Et, tant qu’à poser des questions impolies, ce succès a-t-il à voir avec la déroute des candidates (femmes) du PS ? Avec 4 élues sur 13 (31%), cette liste tirée (et imposée) par une femme politique de choc est finalement la plus « macho » … Je note en tout cas que les votes de préférence ont fait que, dans les 10 premiers candidats PS, 3 ne sont pas élus … et que ce sont 3 femmes « d’origine belge » …
Chacun connaît le jeu habituel qui consiste à remplir les listes (tantôt un peu, tantôt beaucoup), au delà des « pros » de la politique, avec des figurant-es, choisi-es pour leur bonne tête, leur popularité locale et (dans les bons cas) leur accord global avec les options du parti. Mais ces résultats-ci ne donnent-ils pas l’impression qu’on est cette fois allé un pas trop loin dans la communautarisation du marketing électoral (comme l’affaire Denizli l’a révélé avec éclat) ?
Je sais bien que je vais faire me faire des ennemis avec ceci ; qu’il y a parmi les élus issus de l’immigration des militants associatifs ou politiques à part entière, et depuis belle lurette : je pense par exemple à M. El Khattabi ou à Tamimount à Ecolo, à Derya Alic ou S. Bouarfa au PS, à M. El Arnouki, à bien d’autres sûrement que j’oublie ou que je ne connais pas.
Mais je formule ici le vœu que la mode du marketing ethnique ait une fin. Je fais le pari que nos concitoyens arabes, turcs, albanais, ou d’Afrique noire finiront pas se rendre compte que voter pour quelqu’un qui parle sa langue ou partage sa culture est un argument plutôt valable, mais insuffisant ; et qu’à l’avenir cela ne suffira pas, qu’il faudra peut-être pour être élu-e non seulement exposer son patronyme, mais aussi son projet et son bilan. Que si la proximité est un critère intelligent de choix politique au plan municipal, il est d’autres proximités que communautaires.

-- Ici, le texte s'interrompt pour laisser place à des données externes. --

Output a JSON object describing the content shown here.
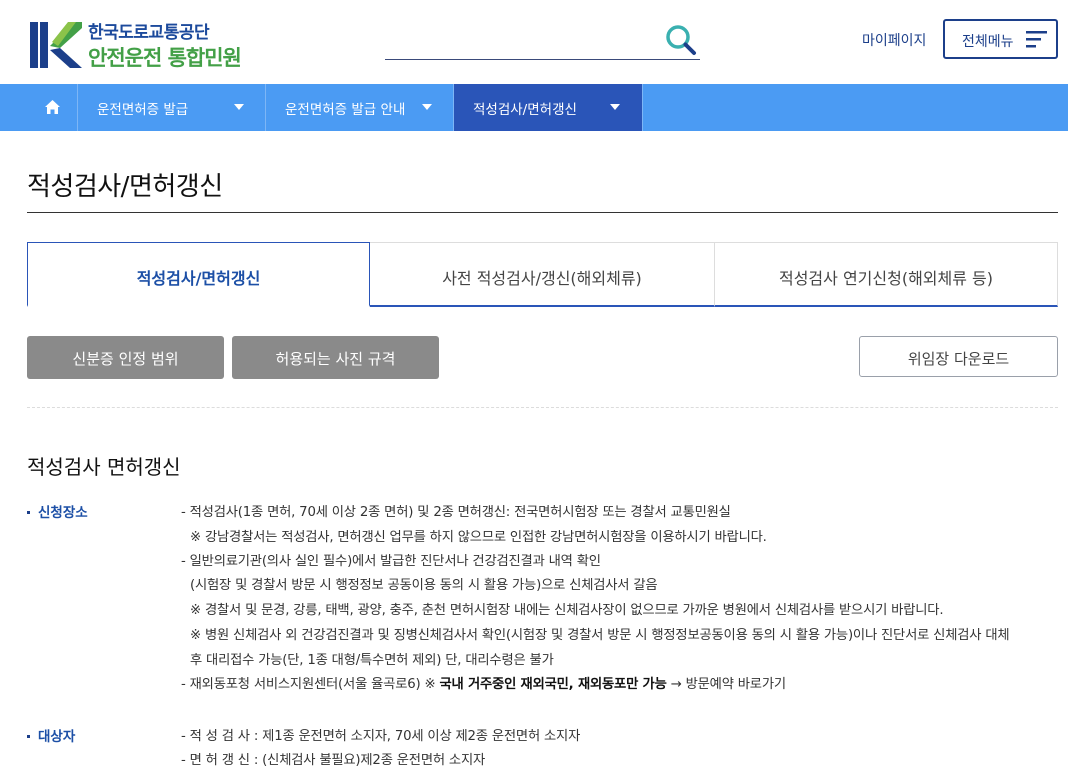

Un jour, (dans 6 ans, j’espère) le temps qui fait tout bien aura fait son œuvre : certains des « élus surprise » de ce scrutin se seront découvert une vraie passion pour la politique (et peut-être même, qui sait, dans le parti où ils ont commencé) ; d’autres, sans doute, auront expérimenté qu’il s’agit d’un engagement difficile, de longue haleine, qui requiert bien des compromis, et permet assez peu, ou assez mal, de faire fonctionner dans l’autre sens l’ascenseur ethnique.
Reste donc l’espoir que ces opérations de pêche au filet de candidat-es susceptibles de ratisser large dans des communautés qu’on croit seulement capables de s’intéresser à la politique par le versant ethnique auront un effet positif à moyen terme : celui d’avoir aspiré dans le personnel politique des personnes d’histoires et de cultures diverses, dont certaines y resteront à l’avenir, de plein droit, non pas « pour leur couleur de peau », mais pour leurs compétences et leurs convictions politiques … sans que cela suppose de renier leur histoire et leurs multiples appartenances.
Felipe Van Keirsbilck (avec de judicieuses observations d’Isabelle Verhaegen)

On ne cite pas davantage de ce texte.